Field characters. Size 25-29 cm. Weight 201 g (91-242) (Dunning, 1993). Smallest of the grebes. With blunt-ended body, short neck, and short, relatively stout bill. In breeding plumage upperparts dark brown with chestnut throat, cheeks and foreneck. The base of the bill and gape bright yellowish green, forming distinctive light marks on otherwise dark head. Flanks dusky brown; underparts mixture of white and black-brown. In winter underparts much paler, with white chin and cheeks, throat and foreneck brown-buff. Juvenile with irregular white spots on sides of head. In flight with hardly any white on wings.
Voice. A loud, whinnying trill, also a short 'wit, wit'.
Distribution. Common resident. Secretive, probably nocturnal, migration occurs. Map: see MapIt.

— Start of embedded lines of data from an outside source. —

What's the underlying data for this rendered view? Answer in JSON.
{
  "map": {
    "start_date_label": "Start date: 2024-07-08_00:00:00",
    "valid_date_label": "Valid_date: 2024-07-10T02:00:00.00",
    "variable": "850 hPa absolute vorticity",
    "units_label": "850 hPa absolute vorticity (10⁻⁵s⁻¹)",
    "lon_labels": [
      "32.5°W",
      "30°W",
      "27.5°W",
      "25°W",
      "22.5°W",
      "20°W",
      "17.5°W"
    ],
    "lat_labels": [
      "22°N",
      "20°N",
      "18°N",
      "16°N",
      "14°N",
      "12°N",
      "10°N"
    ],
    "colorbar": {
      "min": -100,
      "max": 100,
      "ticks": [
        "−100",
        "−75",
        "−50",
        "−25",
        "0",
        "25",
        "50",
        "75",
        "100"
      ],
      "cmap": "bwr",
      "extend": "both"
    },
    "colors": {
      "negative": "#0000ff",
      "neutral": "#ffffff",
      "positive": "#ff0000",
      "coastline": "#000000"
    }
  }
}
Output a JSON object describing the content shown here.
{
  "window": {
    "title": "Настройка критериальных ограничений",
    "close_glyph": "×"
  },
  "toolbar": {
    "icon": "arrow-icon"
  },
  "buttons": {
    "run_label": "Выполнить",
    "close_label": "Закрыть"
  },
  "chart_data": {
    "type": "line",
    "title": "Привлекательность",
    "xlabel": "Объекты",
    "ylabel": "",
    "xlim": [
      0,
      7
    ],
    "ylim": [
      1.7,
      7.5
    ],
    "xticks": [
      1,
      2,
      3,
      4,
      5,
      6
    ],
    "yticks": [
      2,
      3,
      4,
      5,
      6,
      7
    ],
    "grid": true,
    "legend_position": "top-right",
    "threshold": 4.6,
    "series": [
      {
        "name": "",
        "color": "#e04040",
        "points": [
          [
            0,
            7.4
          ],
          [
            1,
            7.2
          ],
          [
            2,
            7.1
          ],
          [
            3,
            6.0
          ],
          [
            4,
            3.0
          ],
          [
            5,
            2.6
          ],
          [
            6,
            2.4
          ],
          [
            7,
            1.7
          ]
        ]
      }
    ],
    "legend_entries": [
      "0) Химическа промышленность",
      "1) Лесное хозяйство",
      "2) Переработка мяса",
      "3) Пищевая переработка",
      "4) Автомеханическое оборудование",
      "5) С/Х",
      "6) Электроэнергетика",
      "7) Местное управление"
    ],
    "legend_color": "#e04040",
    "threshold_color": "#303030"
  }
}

Habitat. In breeding season broad spectrum of habitats: all sorts of still and slow-moving freshwaters with some cover in open country or in forests; also on canals, slow-moving rivers, deltas, and streams. Outside breeding season on more open and exposed inland waters, and on coasts and estuaries.
Food. Insects, molluscs, crustaceans, amphibian larvae, small fish. Obtains prey chiefly by diving (up to 1 m) but also snatches insects from the air or from the water surface.